Contexte[modifier | modifier le code]

En 1091, la prise de Noto par les Normands achève la conquête de l'émirat de Sicile. Les Zirides musulmans sont chassés de Sicile et les Normands s'installent dans le comté de Sicile. Les Normands appliquent aux musulmans de l'île des conditions semblables à celles du statut de dhimmi, que les musulmans appliquaient aux juifs et chrétiens quand ils dirigeaient l'île. À savoir contre des taxes, une certaine acceptation de leur présence et de leur croyance dans l'île.

Plus tard dans l'année, à l'aide d'une petite troupe, le comte normand Roger de Hauteville vainc facilement la garnison musulmane à Malte, puis à Gozo qui est pillé[1]. Le comte Roger de Hauteville impose la libération des esclaves chrétiens. Quand on leur laisse le choix, ces derniers décident de rentrer dans leur patrie et refusent de rester à Malte. En contrepartie d'un tribut annuel à payer, les Normands permettent aux musulmans de rester sur l'archipel maltais, de maintenir en place une administration arabe et d'exercer librement leur culte. Mais en 1122, à Malte, les arabes se soulèvent contre les Normands. Ils cessent de verser le tribut annuel. En 1127, Roger II de Sicile, le fils de Roger de Hauteville reconquérit à nouveau les île de Malte. Une garnison chrétienne est alors laissée sur place.

En 1134-1135, les Normands évincent les Hammadides de certaines positions méditerranéennes comme l’île de Djerba (Ifriqiya) [2].

En 1154, les Djerbiens se rebellent mais les Normands écrasent leur révolte dans le sang.

Caractéristiques de la colonie[modifier | modifier le code]

Vers 1220, les musulmans de Sicile possèdent une grande mosquée, de petites mosquées servant d’école coranique, et un tribunal présidé par un cadi, c’est-à-dire un juge religieux. Mais une révolte des musulmans de Malte et de la Sicile fut lancée par un dénommé Ibn ‘Abbad (Mirabetto) à Iato et Entella. La révolte fut réprimée durement. Devant le nombre de morts que cela causa dans la population, il finit par se rendre et fut mis à mort. Sa fille reprit le flambeau de la révolte contre Frédéric II de Hohenstaufen, mais la mort de l'héroïne sonna le glas de la communauté musulmane du royaume de Sicile.
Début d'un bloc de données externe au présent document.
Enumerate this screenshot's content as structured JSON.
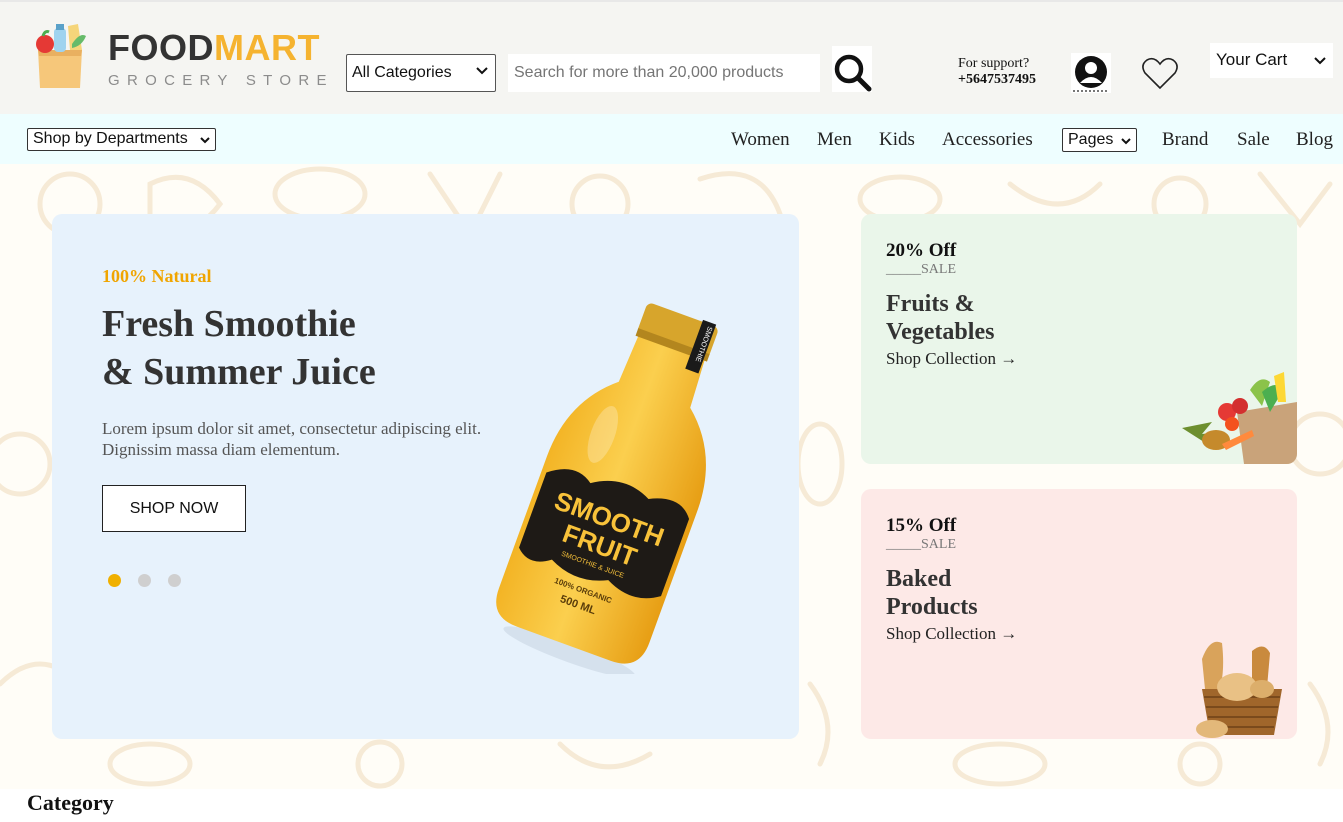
{
  "logo": {
    "title_part1": "FOOD",
    "title_part2": "MART",
    "subtitle": "GROCERY STORE"
  },
  "header": {
    "category_select": "All Categories",
    "search_placeholder": "Search for more than 20,000 products",
    "support_label": "For support?",
    "support_phone": "+5647537495",
    "cart_select": "Your Cart"
  },
  "nav": {
    "departments_select": "Shop by Departments",
    "links": [
      "Women",
      "Men",
      "Kids",
      "Accessories"
    ],
    "pages_select": "Pages",
    "links_right": [
      "Brand",
      "Sale",
      "Blog"
    ]
  },
  "hero": {
    "tagline": "100% Natural",
    "title_line1": "Fresh Smoothie",
    "title_line2": "& Summer Juice",
    "description": "Lorem ipsum dolor sit amet, consectetur adipiscing elit. Dignissim massa diam elementum.",
    "button": "SHOP NOW",
    "slides": 3,
    "active_slide": 1,
    "bottle_brand_line1": "SMOOTH",
    "bottle_brand_line2": "FRUIT",
    "bottle_sub": "SMOOTHIE & JUICE",
    "bottle_info1": "100% ORGANIC",
    "bottle_info2": "500 ML",
    "bottle_cap_label": "SMOOTHIE"
  },
  "promos": [
    {
      "off": "20% Off",
      "sale": "_____SALE",
      "title_line1": "Fruits &",
      "title_line2": "Vegetables",
      "link": "Shop Collection →"
    },
    {
      "off": "15% Off",
      "sale": "_____SALE",
      "title_line1": "Baked",
      "title_line2": "Products",
      "link": "Shop Collection →"
    }
  ],
  "section": {
    "category_title": "Category"
  },
  "colors": {
    "brand_yellow": "#f5b330",
    "banner_blue": "#e7f2fc",
    "promo_green": "#eaf6ea",
    "promo_pink": "#fde9e7",
    "nav_bg": "#eefeff"
  }
}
Jugeant dangereuse l'idée de garder une telle population si près du Maghreb qui pourrait leur venir en aide en cas de nouvelle révolte, et connaissant les trop vivaces traditions indépendantistes des montagnards et des paysans du Val di Mazzara, l'empereur Frédéric II fonda une cité au nord de l'Apulie (les Pouilles actuelles) qu'il appela Lucera.

Entre 1223, 1224 et 1225, les musulmans rebelles de Sicile furent obligés de demander l'aman et furent envoyés à Lucera par vagues successives. Entre 16 000[3] et 20 000 musulmans de Sicile ainsi que des musulmans de Djerba sont déportés à Lucera. La ville leur fut dédiée[3].
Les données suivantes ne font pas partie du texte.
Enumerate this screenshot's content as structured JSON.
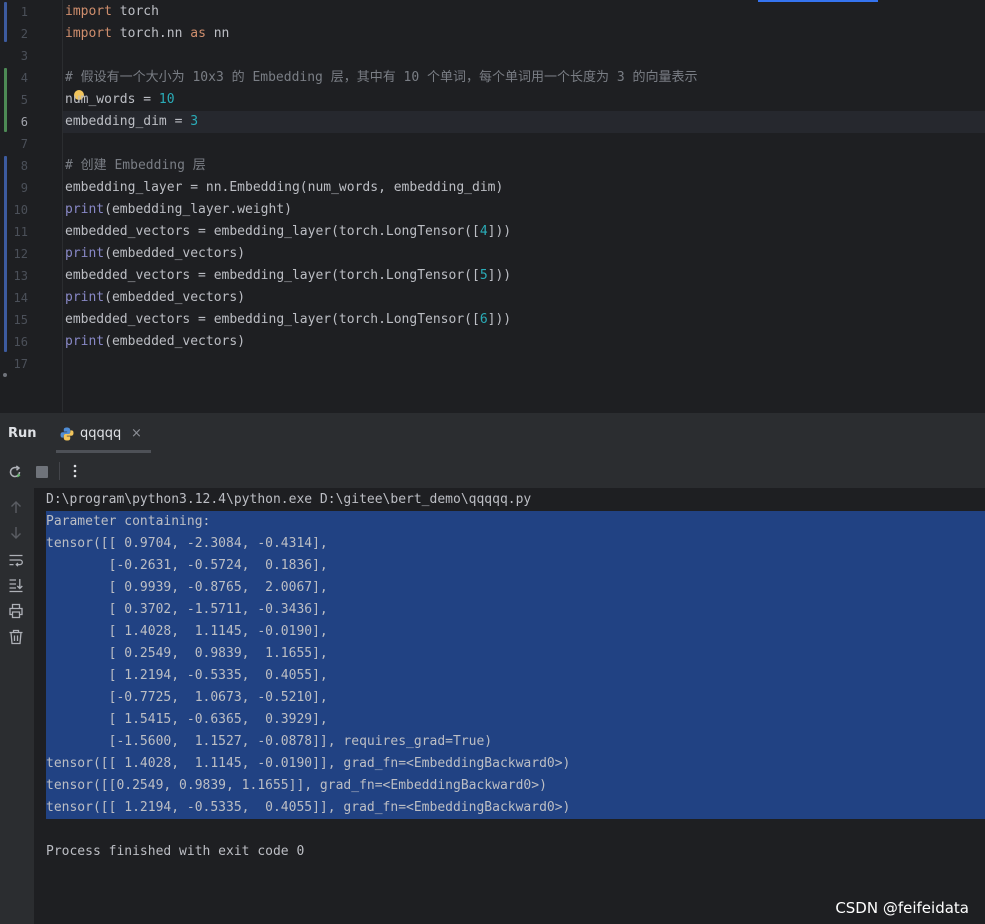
{
  "editor": {
    "line_numbers": [
      "1",
      "2",
      "3",
      "4",
      "5",
      "6",
      "7",
      "8",
      "9",
      "10",
      "11",
      "12",
      "13",
      "14",
      "15",
      "16",
      "17"
    ],
    "current_line": "6",
    "lines": [
      [
        {
          "t": "import",
          "c": "kw"
        },
        {
          "t": " torch"
        }
      ],
      [
        {
          "t": "import",
          "c": "kw"
        },
        {
          "t": " torch.nn "
        },
        {
          "t": "as",
          "c": "kw"
        },
        {
          "t": " nn"
        }
      ],
      [],
      [
        {
          "t": "# 假设有一个大小为 10x3 的 Embedding 层，其中有 10 个单词，每个单词用一个长度为 3 的向量表示",
          "c": "cmt"
        }
      ],
      [
        {
          "t": "num_words = "
        },
        {
          "t": "10",
          "c": "num"
        }
      ],
      [
        {
          "t": "embedding_dim = "
        },
        {
          "t": "3",
          "c": "num"
        }
      ],
      [],
      [
        {
          "t": "# 创建 Embedding 层",
          "c": "cmt"
        }
      ],
      [
        {
          "t": "embedding_layer = nn.Embedding(num_words, embedding_dim)"
        }
      ],
      [
        {
          "t": "print",
          "c": "fn"
        },
        {
          "t": "(embedding_layer.weight)"
        }
      ],
      [
        {
          "t": "embedded_vectors = embedding_layer(torch.LongTensor(["
        },
        {
          "t": "4",
          "c": "num"
        },
        {
          "t": "]))"
        }
      ],
      [
        {
          "t": "print",
          "c": "fn"
        },
        {
          "t": "(embedded_vectors)"
        }
      ],
      [
        {
          "t": "embedded_vectors = embedding_layer(torch.LongTensor(["
        },
        {
          "t": "5",
          "c": "num"
        },
        {
          "t": "]))"
        }
      ],
      [
        {
          "t": "print",
          "c": "fn"
        },
        {
          "t": "(embedded_vectors)"
        }
      ],
      [
        {
          "t": "embedded_vectors = embedding_layer(torch.LongTensor(["
        },
        {
          "t": "6",
          "c": "num"
        },
        {
          "t": "]))"
        }
      ],
      [
        {
          "t": "print",
          "c": "fn"
        },
        {
          "t": "(embedded_vectors)"
        }
      ],
      []
    ]
  },
  "run_panel": {
    "title": "Run",
    "tab_label": "qqqqq",
    "close_glyph": "×",
    "toolbar": {
      "rerun_icon": "rerun-icon",
      "stop_icon": "stop-icon",
      "more_icon": "more-vertical-icon"
    },
    "sidebar_icons": [
      "arrow-up-icon",
      "arrow-down-icon",
      "soft-wrap-icon",
      "scroll-to-end-icon",
      "print-icon",
      "trash-icon"
    ]
  },
  "console": {
    "lines": [
      "D:\\program\\python3.12.4\\python.exe D:\\gitee\\bert_demo\\qqqqq.py",
      "Parameter containing:",
      "tensor([[ 0.9704, -2.3084, -0.4314],",
      "        [-0.2631, -0.5724,  0.1836],",
      "        [ 0.9939, -0.8765,  2.0067],",
      "        [ 0.3702, -1.5711, -0.3436],",
      "        [ 1.4028,  1.1145, -0.0190],",
      "        [ 0.2549,  0.9839,  1.1655],",
      "        [ 1.2194, -0.5335,  0.4055],",
      "        [-0.7725,  1.0673, -0.5210],",
      "        [ 1.5415, -0.6365,  0.3929],",
      "        [-1.5600,  1.1527, -0.0878]], requires_grad=True)",
      "tensor([[ 1.4028,  1.1145, -0.0190]], grad_fn=<EmbeddingBackward0>)",
      "tensor([[0.2549, 0.9839, 1.1655]], grad_fn=<EmbeddingBackward0>)",
      "tensor([[ 1.2194, -0.5335,  0.4055]], grad_fn=<EmbeddingBackward0>)",
      "",
      "Process finished with exit code 0"
    ]
  },
  "watermark": "CSDN @feifeidata",
  "colors": {
    "background": "#1e1f22",
    "selection": "#214283",
    "keyword": "#cf8e6d",
    "number": "#2aacb8",
    "comment": "#7a7e85",
    "builtin": "#8888c6"
  }
}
On parle alors de plus de 60 000 musulmans d'après certaines sources, répartis entre Lucera, Girifalco et Acerenza, faisant fuir une bonne partie de la population chrétienne. Placés aux portes des États pontificaux, Frédéric II confia aux musulmans la garde du Trésor royal.

Mais en 1226, ils firent une révolte, très vite réprimée. Les musulmans n'étaient pour Frédéric II que des sujets dont il exigeait la soumission, ce qu'ils firent rapidement.

Les déportés vivent d'agriculture en cultivant les terres fertiles autour de la ville de Lucera.

La forteresse fut achevée en 1227 et devint le principal point d'appui pour les provinces touchant l'Adriatique. L'empereur Frédéric II employa les musulmans notamment dans sa garde personnelle, ce qui est une tradition déjà employée par les princes normands de Sicile notamment Robert Guiscard. Frédéric II en recrute dans ses armées, un contingent musulman l'accompagne à la Sixième croisade (1228 à 1229)[4].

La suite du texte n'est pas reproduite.